- Directed by: Apoorv Singh Karki
- Written by: Deepak Kingrani
- Produced by: Gaurav Verma
- Starring: Veer Pahariya; Aafiya Sayed; Aparshakti Khurana; Nikhil Vijay; Rakesh Bedi;
- Cinematography: Arjun Kukreti
- Edited by: Ritesh Soni
- Music by: Sachet–Parampara; Annkur R Pathakk; Rahul Mishra; The Risk; Shashi Suman;
- Production companies: Avanika Films; Bhavana Studios; Phars Film Company;
- Distributed by: Phars Film Company
- Release date: 2 October 2026;
- Country: India
- Language: Hindi

= Prem Keetanu =

Upcoming Hindi-language comedy-drama film

Prem Keetanu is an upcoming Indian Hindi-language comedy-drama film directed by Apoorv Singh Karki and written by Deepak Kingrani. The film stars Veer Pahariya, Aafiya Sayed, Aparshakti Khurana, Nikhil Vijay and Rakesh Bedi.

== Plot ==
The film follows a group of college friends as they deal with love, heartbreak, family expectations, career challenges and the transition into adulthood.

== Cast ==
- Veer Pahariya
- Aafiya Sayed
- Aparshakti Khurana
- Nikhil Vijay
- Rakesh Bedi
- Arnav Roy

== Production ==
The film is produced by Gaurav Verma and co-produced by Dharam Soni, with Deepak Upreti serving as associate producer. Arjun Kukreti is the cinematographer and Ritesh Soni is the editor. The film is produced by Avanika Films in association with Bhavana Studios and Phars Film Company.

== Music ==

The soundtrack of Prem Keetanu consists of seven songs. The music was composed by Sachet–Parampara, Annkur R Pathakk, Rahul Mishra, The Rish and Shashi Suman. The lyrics were written by Kunaal Vermaa, Sachin Urmtosh, Prince Dubey, Sandeep Singh Sardaraa and Meer. The album features singers including Sachet Tandon, Parampara Tandon, B Praak, Armaan Malik, Papon, Jubin Nautiyal, Madhur Sharma, Altamash Faridi, Shashi Suman and Brijesh Shandilya, with rappers Little Bhatia and Mazemusicc also contributing to the soundtrack.

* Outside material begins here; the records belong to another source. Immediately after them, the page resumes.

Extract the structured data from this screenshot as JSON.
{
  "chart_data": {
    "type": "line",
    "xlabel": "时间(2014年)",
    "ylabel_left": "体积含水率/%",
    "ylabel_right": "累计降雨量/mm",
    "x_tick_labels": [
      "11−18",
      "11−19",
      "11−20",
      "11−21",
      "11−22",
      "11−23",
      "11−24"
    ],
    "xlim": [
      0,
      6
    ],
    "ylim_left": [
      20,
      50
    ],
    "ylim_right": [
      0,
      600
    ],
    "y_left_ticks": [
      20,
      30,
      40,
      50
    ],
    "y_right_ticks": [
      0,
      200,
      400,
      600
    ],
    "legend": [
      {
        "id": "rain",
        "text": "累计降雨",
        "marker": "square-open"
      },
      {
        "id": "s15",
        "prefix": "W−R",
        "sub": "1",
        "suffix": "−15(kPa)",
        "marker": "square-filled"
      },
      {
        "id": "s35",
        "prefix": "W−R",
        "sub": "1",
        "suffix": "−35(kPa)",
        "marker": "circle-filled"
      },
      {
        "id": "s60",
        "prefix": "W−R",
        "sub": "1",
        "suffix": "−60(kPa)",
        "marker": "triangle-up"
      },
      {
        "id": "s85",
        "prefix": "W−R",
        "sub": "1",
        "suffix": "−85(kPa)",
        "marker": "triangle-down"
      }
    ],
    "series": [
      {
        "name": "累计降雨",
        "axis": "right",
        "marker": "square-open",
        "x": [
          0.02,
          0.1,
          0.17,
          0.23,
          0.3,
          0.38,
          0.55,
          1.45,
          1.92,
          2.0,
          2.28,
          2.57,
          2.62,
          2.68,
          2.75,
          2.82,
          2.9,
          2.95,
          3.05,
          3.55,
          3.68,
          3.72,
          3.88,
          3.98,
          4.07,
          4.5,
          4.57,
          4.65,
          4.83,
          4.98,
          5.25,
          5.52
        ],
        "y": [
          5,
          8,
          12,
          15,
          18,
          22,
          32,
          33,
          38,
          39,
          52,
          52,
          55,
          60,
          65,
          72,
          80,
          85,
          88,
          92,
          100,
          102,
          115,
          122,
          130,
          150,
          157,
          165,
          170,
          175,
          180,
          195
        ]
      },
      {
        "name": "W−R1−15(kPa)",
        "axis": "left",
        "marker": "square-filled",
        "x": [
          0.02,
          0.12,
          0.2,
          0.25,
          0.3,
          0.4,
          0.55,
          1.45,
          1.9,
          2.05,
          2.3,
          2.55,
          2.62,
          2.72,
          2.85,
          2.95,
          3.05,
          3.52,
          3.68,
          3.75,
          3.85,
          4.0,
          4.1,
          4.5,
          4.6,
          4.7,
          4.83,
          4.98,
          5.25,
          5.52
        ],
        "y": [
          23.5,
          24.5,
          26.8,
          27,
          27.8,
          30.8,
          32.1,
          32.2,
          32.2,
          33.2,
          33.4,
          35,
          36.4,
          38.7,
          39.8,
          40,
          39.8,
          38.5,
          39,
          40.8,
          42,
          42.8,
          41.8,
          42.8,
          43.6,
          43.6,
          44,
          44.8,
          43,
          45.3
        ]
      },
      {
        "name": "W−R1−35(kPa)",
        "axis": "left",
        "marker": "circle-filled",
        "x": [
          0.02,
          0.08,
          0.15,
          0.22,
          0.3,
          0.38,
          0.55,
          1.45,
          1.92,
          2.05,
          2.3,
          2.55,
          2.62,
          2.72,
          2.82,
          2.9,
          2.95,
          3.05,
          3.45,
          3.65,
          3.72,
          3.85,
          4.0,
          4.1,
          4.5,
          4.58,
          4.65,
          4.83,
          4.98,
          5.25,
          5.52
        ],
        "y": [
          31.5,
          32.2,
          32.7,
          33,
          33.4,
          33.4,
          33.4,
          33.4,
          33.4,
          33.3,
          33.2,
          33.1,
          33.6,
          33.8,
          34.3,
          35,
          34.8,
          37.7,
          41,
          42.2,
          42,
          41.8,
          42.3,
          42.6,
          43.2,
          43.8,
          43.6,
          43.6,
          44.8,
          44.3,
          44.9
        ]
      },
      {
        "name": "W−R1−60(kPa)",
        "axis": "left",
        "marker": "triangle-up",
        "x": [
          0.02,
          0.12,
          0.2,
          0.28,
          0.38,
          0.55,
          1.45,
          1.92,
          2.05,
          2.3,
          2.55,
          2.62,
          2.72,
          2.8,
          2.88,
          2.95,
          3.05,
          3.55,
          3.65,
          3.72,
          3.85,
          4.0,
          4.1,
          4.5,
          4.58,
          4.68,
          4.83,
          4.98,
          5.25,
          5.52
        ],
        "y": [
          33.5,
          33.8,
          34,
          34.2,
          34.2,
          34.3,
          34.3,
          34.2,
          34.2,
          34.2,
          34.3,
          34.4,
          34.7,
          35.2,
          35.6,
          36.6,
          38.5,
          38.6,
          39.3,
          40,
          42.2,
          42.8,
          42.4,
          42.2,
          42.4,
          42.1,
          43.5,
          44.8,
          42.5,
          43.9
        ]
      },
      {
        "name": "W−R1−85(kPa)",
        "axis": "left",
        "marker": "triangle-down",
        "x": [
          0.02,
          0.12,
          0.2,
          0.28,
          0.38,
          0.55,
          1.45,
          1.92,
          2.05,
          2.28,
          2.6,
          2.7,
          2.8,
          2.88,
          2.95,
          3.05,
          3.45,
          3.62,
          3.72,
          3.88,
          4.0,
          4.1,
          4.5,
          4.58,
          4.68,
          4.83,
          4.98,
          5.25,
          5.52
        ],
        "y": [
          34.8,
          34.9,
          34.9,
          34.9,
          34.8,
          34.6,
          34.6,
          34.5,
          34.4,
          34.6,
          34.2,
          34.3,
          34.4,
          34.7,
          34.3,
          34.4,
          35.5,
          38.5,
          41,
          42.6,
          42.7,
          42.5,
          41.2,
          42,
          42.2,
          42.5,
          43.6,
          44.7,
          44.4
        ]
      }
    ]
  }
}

The first four released songs are Undi Bundi, Kaho Toh, Tu Mera Raiyyo and Ishq Ka Ghulaam.

| No. | Title | Music | Lyrics | Singer(s) |
|---|---|---|---|---|
| 1 | "Undi Bundi" | Shashi Suman | Sandeep Singh Sardaraa | Shashi Suman, Brijesh Shandilya; Little Bhatia, Mazemusicc (rap) |
| 2 | "Kaho Toh" | Annkur R Pathakk | Sachin Urmtosh | Armaan Malik, Altamash Faridi |
| 3 | "Tu Mera Raiyyo" | Sachet–Parampara | Kunaal Vermaa | Sachet Tandon, Parampara Tandon |
| 4 | "Ishq Ka Ghulaam" | The Rish | Kunaal Vermaa | B Praak, Sukriti Kakar |

== Release ==
Prem Keetanu is scheduled to be theatrically released in India on 2 October 2026.